That’s not what happened, though. For the period from ’72 to ’91, the ending balance after 20 years was $427,798. In comparison, the ending balance for the 20-year period from ’73 to ’92 was $68,278.
It’s Not the Size of Your Portfolio that Matters
Do you know what that tells me? it’s not the size of your portfolio that matters; it’s when you retire. It matters because the bad returns from the ’73 to ’92 period, coupled with super high inflation rates in those early years, created a self-fulfilling prophecy of a portfolio that was going to drain itself down to nothing.
Bud Kasper: When we look at this, remember the article, Alpha, Beta, and Now Gamma. This is where the word dynamic is associated with retirement planning—specifically income planning, which becomes imperative because we have factors that can alter the destination of that retiree’s account. You need to understand that to adjust and preserve money for your entire lifetime and that of your spouse.

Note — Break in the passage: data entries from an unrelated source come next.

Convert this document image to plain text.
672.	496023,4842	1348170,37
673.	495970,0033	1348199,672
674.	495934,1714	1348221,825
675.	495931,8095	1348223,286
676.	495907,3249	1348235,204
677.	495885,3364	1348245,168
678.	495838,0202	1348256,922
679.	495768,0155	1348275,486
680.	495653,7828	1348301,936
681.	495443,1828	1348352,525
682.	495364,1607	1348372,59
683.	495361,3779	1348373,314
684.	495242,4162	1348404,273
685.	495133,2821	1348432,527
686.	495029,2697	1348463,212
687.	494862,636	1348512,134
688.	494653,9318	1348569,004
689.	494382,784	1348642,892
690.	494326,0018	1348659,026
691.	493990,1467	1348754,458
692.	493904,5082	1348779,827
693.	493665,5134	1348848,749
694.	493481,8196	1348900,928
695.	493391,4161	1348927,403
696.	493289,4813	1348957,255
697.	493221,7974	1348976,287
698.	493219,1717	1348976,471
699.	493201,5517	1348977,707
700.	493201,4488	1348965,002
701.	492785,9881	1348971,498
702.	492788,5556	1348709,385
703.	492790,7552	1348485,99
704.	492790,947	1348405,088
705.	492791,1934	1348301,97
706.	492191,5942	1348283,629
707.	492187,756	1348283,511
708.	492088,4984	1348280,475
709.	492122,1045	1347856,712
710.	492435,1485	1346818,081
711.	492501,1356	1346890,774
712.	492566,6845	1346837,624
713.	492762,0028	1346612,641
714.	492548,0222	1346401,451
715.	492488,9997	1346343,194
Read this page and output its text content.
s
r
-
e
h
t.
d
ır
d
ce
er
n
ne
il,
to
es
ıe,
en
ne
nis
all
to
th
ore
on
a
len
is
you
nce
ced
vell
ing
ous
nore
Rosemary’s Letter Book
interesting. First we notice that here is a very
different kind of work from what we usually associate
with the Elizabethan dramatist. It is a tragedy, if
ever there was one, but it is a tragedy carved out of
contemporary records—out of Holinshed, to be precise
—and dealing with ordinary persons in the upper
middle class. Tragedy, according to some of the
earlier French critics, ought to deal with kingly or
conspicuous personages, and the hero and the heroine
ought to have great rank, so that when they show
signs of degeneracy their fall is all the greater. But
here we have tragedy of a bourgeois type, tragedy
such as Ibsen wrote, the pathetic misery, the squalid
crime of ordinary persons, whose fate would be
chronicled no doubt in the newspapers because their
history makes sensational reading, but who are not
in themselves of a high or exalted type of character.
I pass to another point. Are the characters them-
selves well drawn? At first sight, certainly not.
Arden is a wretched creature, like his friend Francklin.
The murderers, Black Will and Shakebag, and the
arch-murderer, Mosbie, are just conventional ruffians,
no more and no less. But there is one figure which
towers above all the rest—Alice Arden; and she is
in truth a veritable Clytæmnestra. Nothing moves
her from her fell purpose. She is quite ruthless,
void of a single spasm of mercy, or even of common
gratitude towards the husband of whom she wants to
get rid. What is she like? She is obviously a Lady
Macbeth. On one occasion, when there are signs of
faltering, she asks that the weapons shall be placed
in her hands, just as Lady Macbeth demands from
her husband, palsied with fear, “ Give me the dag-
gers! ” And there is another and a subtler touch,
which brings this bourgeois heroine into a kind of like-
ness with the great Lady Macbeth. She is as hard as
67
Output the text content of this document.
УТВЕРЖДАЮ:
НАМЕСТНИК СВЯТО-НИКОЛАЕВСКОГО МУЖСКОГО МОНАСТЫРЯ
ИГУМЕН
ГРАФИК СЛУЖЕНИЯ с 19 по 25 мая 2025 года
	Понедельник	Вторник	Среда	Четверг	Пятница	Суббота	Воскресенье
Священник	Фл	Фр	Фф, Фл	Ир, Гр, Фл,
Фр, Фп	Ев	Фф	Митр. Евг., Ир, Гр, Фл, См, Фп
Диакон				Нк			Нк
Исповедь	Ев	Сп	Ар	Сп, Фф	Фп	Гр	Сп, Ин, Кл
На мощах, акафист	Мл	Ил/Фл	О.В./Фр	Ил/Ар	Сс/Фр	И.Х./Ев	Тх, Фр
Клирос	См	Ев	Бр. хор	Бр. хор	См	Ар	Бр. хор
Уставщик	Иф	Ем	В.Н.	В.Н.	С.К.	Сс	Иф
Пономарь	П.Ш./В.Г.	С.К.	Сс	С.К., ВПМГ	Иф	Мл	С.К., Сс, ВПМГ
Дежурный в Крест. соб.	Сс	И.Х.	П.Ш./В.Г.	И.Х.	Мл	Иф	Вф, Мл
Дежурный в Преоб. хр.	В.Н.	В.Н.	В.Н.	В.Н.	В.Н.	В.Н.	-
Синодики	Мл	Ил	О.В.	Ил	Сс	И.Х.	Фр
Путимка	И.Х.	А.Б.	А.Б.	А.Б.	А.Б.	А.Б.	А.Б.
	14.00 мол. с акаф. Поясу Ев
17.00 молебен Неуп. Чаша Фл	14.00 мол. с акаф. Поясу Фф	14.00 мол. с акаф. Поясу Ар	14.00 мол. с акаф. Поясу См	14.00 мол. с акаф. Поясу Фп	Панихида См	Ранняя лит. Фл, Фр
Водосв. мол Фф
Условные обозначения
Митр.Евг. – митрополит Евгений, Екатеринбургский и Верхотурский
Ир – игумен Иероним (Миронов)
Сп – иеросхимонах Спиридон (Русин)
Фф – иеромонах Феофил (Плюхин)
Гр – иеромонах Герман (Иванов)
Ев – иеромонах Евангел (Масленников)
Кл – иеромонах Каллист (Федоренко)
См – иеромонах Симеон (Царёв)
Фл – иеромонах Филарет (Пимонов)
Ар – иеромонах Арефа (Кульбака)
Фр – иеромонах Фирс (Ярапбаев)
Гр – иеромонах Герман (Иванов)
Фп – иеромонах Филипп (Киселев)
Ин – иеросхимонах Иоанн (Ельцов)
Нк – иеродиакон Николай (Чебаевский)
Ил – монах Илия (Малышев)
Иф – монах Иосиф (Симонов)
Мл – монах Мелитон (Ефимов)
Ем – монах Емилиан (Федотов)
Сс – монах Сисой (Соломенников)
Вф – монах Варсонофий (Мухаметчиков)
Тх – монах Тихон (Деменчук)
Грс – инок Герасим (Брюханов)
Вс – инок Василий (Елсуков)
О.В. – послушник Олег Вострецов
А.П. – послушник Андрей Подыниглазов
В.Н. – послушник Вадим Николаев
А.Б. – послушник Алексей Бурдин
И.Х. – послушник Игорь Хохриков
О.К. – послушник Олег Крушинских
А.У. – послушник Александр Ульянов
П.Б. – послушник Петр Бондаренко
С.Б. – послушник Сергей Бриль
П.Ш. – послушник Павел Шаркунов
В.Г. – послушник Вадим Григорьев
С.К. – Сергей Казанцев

Dean Barber: Here’s what happened. We’re seeing the volatility creep back into the market. If you were taking $50,000 out a year and you retired in 1973, by the time you were reached 1981, you needed $106,000 to buy the same thing that $50,000 bought just eight years earlier. That inflation really started to cripple the value of that portfolio.
We’re looking at the potential for higher inflation. What’s that going to do to fixed income? We’re also looking at the potential for a market that is very frothy. We’ve been talking about that all year long with how we can’t expect the same types of returns over the next decade that we’ve had in the last decade. You need to get educated to do that to know why when you retire matters.
The Fallout of Fear with Sequence of Returns

TABLE 3 – 1974-1993
To add to that example, let’s say someone retired in 1974 instead of 1973. The average annual return was a little bit lower, but the inflation rate was almost the same. What happened? You ended up with $1.9 million at the end of the 20-year period versus $68,000. The reason was sequence of returns.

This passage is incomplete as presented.